ABS-CBN's pay-per-view KBO allowed under franchise: justice secretary

Christian V. Esguerra, ABS-CBN News

Posted at Feb 24 2020 03:26 PM | Updated as of Feb 24 2020 04:25 PM

The Kapamilya Box Office (KBO) offering, which allows subscribers to view a specific set of movies for a fee of P30, is allowed under ABS-CBN's broadcast franchise, according to the Department of Justice. ABS-CBN News/file

MANILA — ABS-CBN's broadcast franchise authorized the network to introduce a pay-per-view feature, Justice Secretary Menardo Guevarra told senators Monday.

The Kapamilya Box Office (KBO) offering, which allows subscribers to view a specific set of movies for a fee of P30, was one of the supposed violations cited by Solicitor General Jose Calida in pushing for the shutdown of the Philippines' largest broadcaster.

But Guevarra pointed to a previous justice department opinion, which interpreted the phrase “commercial purposes” in ABS-CBN’s franchise as “broad enough” to allow the PPV feature.

The feature would still be subject to “any specific guidelines that the National Telecommunications Commission (NTC) may impose,” he said.

“Dahil broad ang naging interpretation, pwedeng magkaroon ng iba pang programa na kumikita?” Sen. Francis Pangilinan asked Guevarra, who replied, “That is correct.”

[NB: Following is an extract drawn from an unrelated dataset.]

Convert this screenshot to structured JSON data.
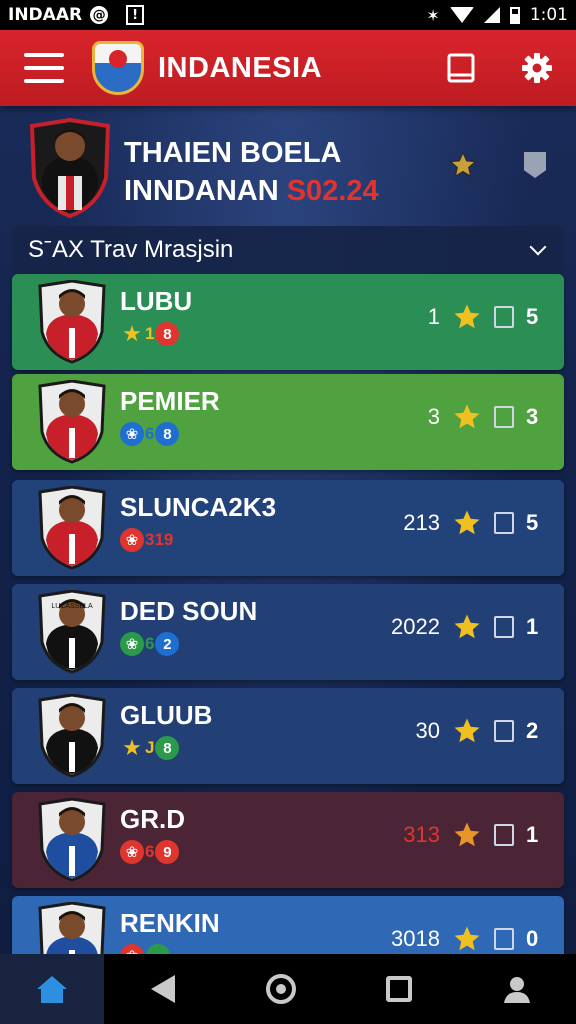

ABS-CBN’s franchise, which was granted under Republic Act No. 7966, allows the company to “construct, operate and maintain, for commercial purposes… television and radio broadcasting corporations in and throughout the Philippines.”

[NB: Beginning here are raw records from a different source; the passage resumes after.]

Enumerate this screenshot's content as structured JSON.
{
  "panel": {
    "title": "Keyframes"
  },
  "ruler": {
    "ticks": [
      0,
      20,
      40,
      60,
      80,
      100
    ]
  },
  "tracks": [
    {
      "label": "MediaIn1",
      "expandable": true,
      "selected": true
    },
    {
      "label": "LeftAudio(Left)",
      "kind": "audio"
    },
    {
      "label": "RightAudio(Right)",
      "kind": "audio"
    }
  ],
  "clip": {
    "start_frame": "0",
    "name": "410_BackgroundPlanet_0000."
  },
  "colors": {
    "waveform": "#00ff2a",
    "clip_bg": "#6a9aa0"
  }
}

But one “shortcoming” by ABS-CBN came when the network introduced the KBO feature even without NTC guidelines yet, Commissioner Gamaliel Cordoba said, noting that a violation of this nature would just be fined P200.

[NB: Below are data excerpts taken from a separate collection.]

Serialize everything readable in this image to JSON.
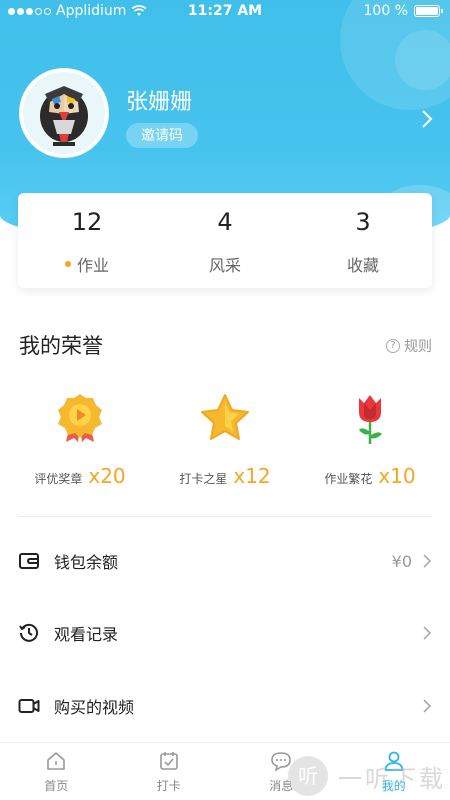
{
  "status": {
    "carrier": "Applidium",
    "time": "11:27 AM",
    "battery": "100 %",
    "signal_bars": 3
  },
  "profile": {
    "name": "张姗姗",
    "invite_label": "邀请码"
  },
  "stats": [
    {
      "value": "12",
      "label": "作业"
    },
    {
      "value": "4",
      "label": "风采"
    },
    {
      "value": "3",
      "label": "收藏"
    }
  ],
  "honors": {
    "title": "我的荣誉",
    "rules_label": "规则",
    "items": [
      {
        "name": "评优奖章",
        "count": "x20"
      },
      {
        "name": "打卡之星",
        "count": "x12"
      },
      {
        "name": "作业繁花",
        "count": "x10"
      }
    ]
  },
  "menu": [
    {
      "label": "钱包余额",
      "value": "¥0"
    },
    {
      "label": "观看记录",
      "value": ""
    },
    {
      "label": "购买的视频",
      "value": ""
    }
  ],
  "tabs": [
    {
      "label": "首页"
    },
    {
      "label": "打卡"
    },
    {
      "label": "消息"
    },
    {
      "label": "我的"
    }
  ],
  "watermark": {
    "text": "一听下载",
    "icon_label": "听"
  },
  "colors": {
    "accent": "#2fb6e8",
    "header": "#46c3ee",
    "gold": "#f5a623"
  }
}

In his quo warranto petition, Calida alleged that the network “illegally exacts money from the Filipino people.”

He cited an April 29, 2015 letter wherein the NTC told ABS-CBN to “refrain from offering any pay television service in its DTT trials until such time that (it) has come up with appropriate guidelines.”

But Cordoba clarified that the letter pertained to specific shows, and the network did not proceed with these specific PPV offerings.